Things are slowly looking up… but they have been bad, and during the last year of financial despair, it has been hard to be a great mom. I don’t have the patience that I used to. I don’t have the time to sit and do craft projects as often as I would like to. I can’t always stop finagling the budget spreadsheet for long enough to show Addah how to knit or to make homemade lip gloss with Lakin.
Our new baby was our symbol of things getting better. The name Clara means “clear, bright” and the name Edith means “prosperous in war”… and though we had already picked her name before we looked up the meanings, this seemed appropriate to us. Our future would finally be clear and bright, and we would become more prosperous after the long war on poverty we had been waging.
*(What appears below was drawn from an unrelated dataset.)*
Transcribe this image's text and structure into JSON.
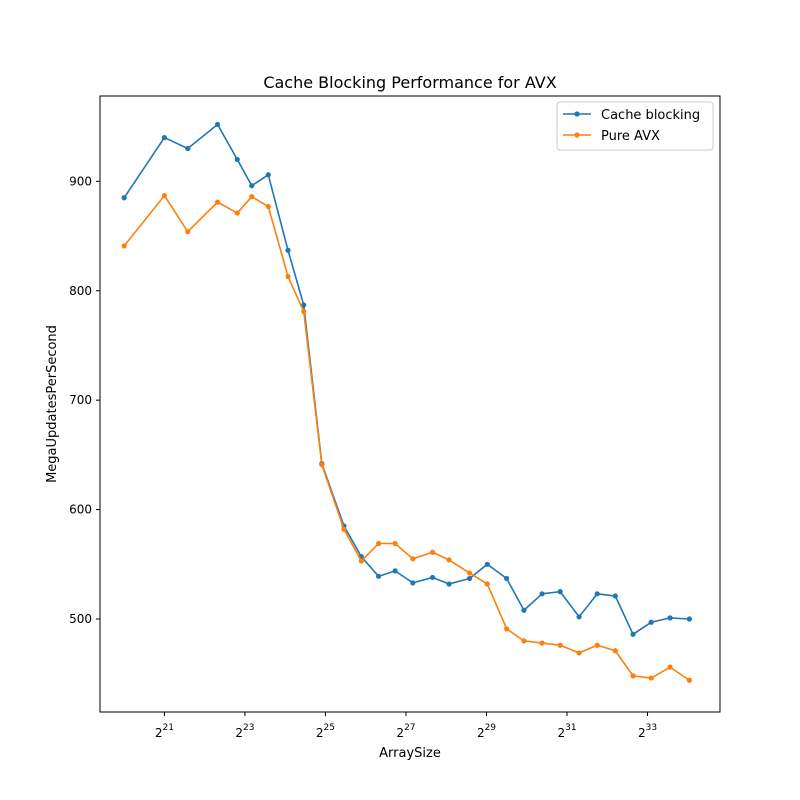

We would have the things we have wanted for so long, that everyone else seems to have… a house, a car, a career, insurance. Our new daughter would herald the way of this new future for our family.
But now she’s gone, and we’re left to go on with our plans without her. I find myself mired in depression and uninterested in filling out applications for apartments and subsidized housing, all the while feeling a deep need to be out of our friends’ house and into our own space. All of the things that I envisioned are different now. An entire Pinterest board of wonderful ideas for baby knitting, toddler crafts and baby-wearing slings has given way to plans for our baby’s memorial service and ideas for the shrine I have created for her on the top of my desk.
This is what it’s like to be the mom of a child who will never grow up.
I have wondered so many times if I’m doing a good enough job at being the mom of children who are growing up so quickly, but I don’t want to lose any more time. I want to be the mom I used to be, before life got hectic and unstable. I want to appreciate and celebrate all of the moments, big and small… for the two who will grow to be women and the one who never will.
I just have to figure out how to do that.
“Even if I knew that tomorrow the world would go to pieces, I would still plant my apple tree.”